Solar energy is a radiant form of heat that is essential for life on the planet. Some of the natural processes can be managed through building design in a way that helps heat and cool a building. At the most basic level, depending on what materials are used, sunlight striking a building can reflect, transmit, or absorb solar radiation. Additionally, the heat produced by the sun causes predictable convection currents throughout the building that can be incorporated into the design. These basic responses to solar heat can dictate design elements, material choices and placements that can provide heating and cooling effects in a home and save dramatically on heating and cooling costs.

Passive Solar Design Guidelines

The general guidelines of passive solar design are: the timber frame should be elongated on an east-west axis, the home or building’s south face should receive sunlight between the hours of 9:00 A.M. and 3:00 P.M. during the colder months, interior spaces that rely on the most light and heating and cooling should be located on the south face of the building, those rooms that are not as frequently used should be oriented in the north, and finally, the home should take advantage of shading to prevent summer sun entering the interior by planting an abundance of deciduous trees. Additionally, the open concept design of a timber frame home lends itself to optimizing a passive system operation.

Passive Solar Heating

Passive solar heating is the most cost effective method of providing heat to buildings and homes especially as the price for heating oil continues to rise. Passive solar functionalities, when included in the initial building design, add minimal cost to the building, yet has the effect of dramatically reducing operational costs. Solar heating is reliable, mechanically simple, and is a sensible asset to a home. The following are rules of thumb and an explanation of the essentials of passive solar design.

There are two primary required elements of passive solar heating:

  • Windows and glass that is south-facing.
  • Thermal mass to absorb, store, and distribute heat

There are three approaches to passive systems; direct gain, indirect gain, and isolated gain. The goal of all passive solar heating systems is to capture the sun’s heat within the building’s elements and release that heat during periods when the sun is not shining.
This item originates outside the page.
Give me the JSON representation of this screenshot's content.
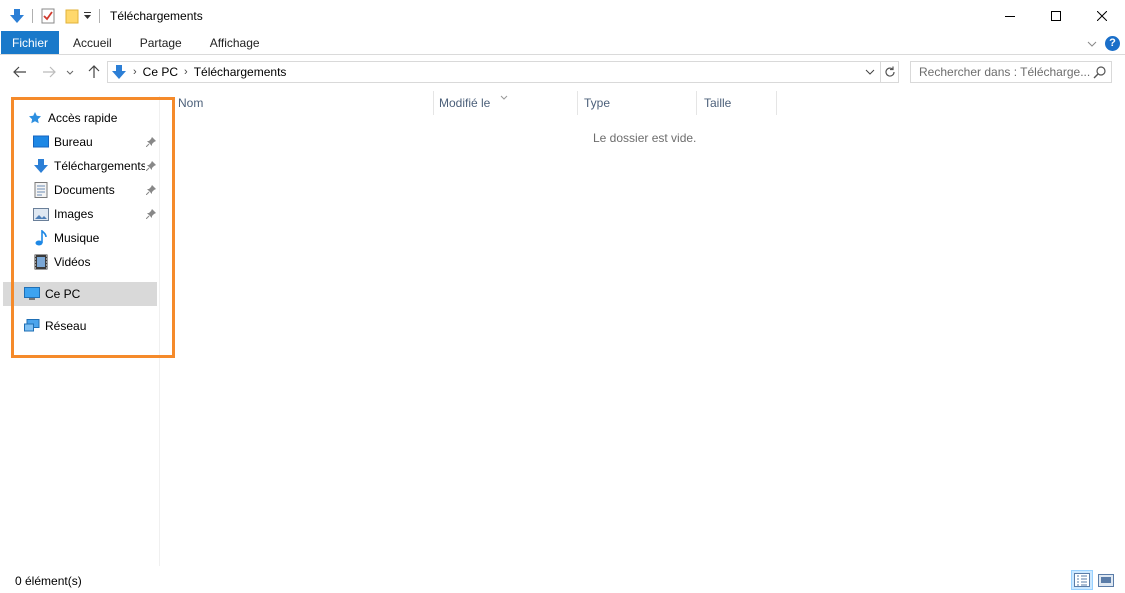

At the same time that the building’s elements (or materials) is absorbing heat for later use, solar heat is available for keeping the space comfortable (not overheated).

  • Direct Gain: A direct gain design collects and stores heat during the day. At night stored heat is radiated into the living spaces.
  • Indirect Gain: Indirect gain is when wall stores heat during the day and then vented to the interior space. At night, the heated walls radiate heat into the living space of the home or building. Heat can also be stored in water during the day and released at night.
  • Isolated Gain: The isolated gain approach incorporates a fluid to collect and store heat in a flat plate solar collector attached to the building or home. Heat is transferred through ducts or pipes by natural convection to a storage area, usually a bin or tank, where the collected cooler air or water is displaced and forced back to the collector.

passive solar design

Figure 1. In direct gain, the living space serves as the heat-storage mass.
(Drawing courtesy of Passive Solar Design Information, by Colin Szasz)
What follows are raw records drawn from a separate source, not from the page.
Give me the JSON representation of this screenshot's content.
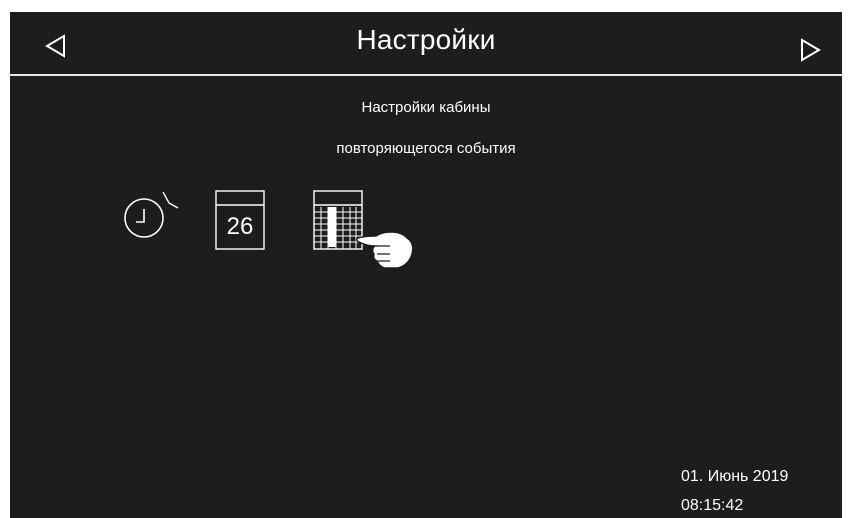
{
  "header": {
    "title": "Настройки",
    "prev_icon": "triangle-left-icon",
    "next_icon": "triangle-right-icon"
  },
  "main": {
    "subtitle_line1": "Настройки кабины",
    "subtitle_line2": "повторяющегося события",
    "icons": [
      {
        "name": "alarm-clock-icon"
      },
      {
        "name": "calendar-day-icon",
        "day": "26"
      },
      {
        "name": "calendar-grid-icon"
      },
      {
        "name": "pointing-hand-icon"
      }
    ]
  },
  "status": {
    "date": "01. Июнь 2019",
    "time": "08:15:42"
  },
  "colors": {
    "background": "#1d1d1d",
    "foreground": "#ffffff"
  }
}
Passive Solar or Natural Cooling

Passive cooling, which is a strategy used for cooling buildings without mechanical assistance in hot humid climates, is used to employ natural ventilation. When selecting a site for a new timber frame home or building, pay special attention to the prevailing summer breezes and try to matches window placement to help maximize solar gain and ventilation. Passive cooling relies on heat gain control, convective cooling, radiative cooling, and evaporative cooling.

The following strategies can be incorporated:

  • Place working windows on the south side of the home.
  • Casement windows offer the best airflow. Awning windows should be fully opened or air will be directed to ceiling. Awning windows offer the best rain protection and perform better than double hung windows.
  • If the design allows for windows on only one side of the timber frame, use two widely spaced windows instead of one larger window.
  • Locate cool air inlet vent on the building side which receives predominant cool summer breezes.
  • Wind turbines can be used to increase the ventilation rate of rooms.
  • Roof top sprinklers, which are a combined radioactive and evaporative cooling method, can be integrated together to increase the rate of cooling.
  • Think about incorporating a covered porch, veranda, or pergola into the design of your new home to provide shading during the summer months.

       Figure 2: Passive solar cooling; the use of a pergola on south-facing windows.

To summarize, when planning for a new timber frame home, incorporating passive solar heating and cooling into the design process is the most cost-effective method in building an energy efficient and sustainable home. A well-thought out passive solar timber frame design includes a variety of energy-saving features that can dramatically reduce heating and cooling costs while minimizing the impact to the environment.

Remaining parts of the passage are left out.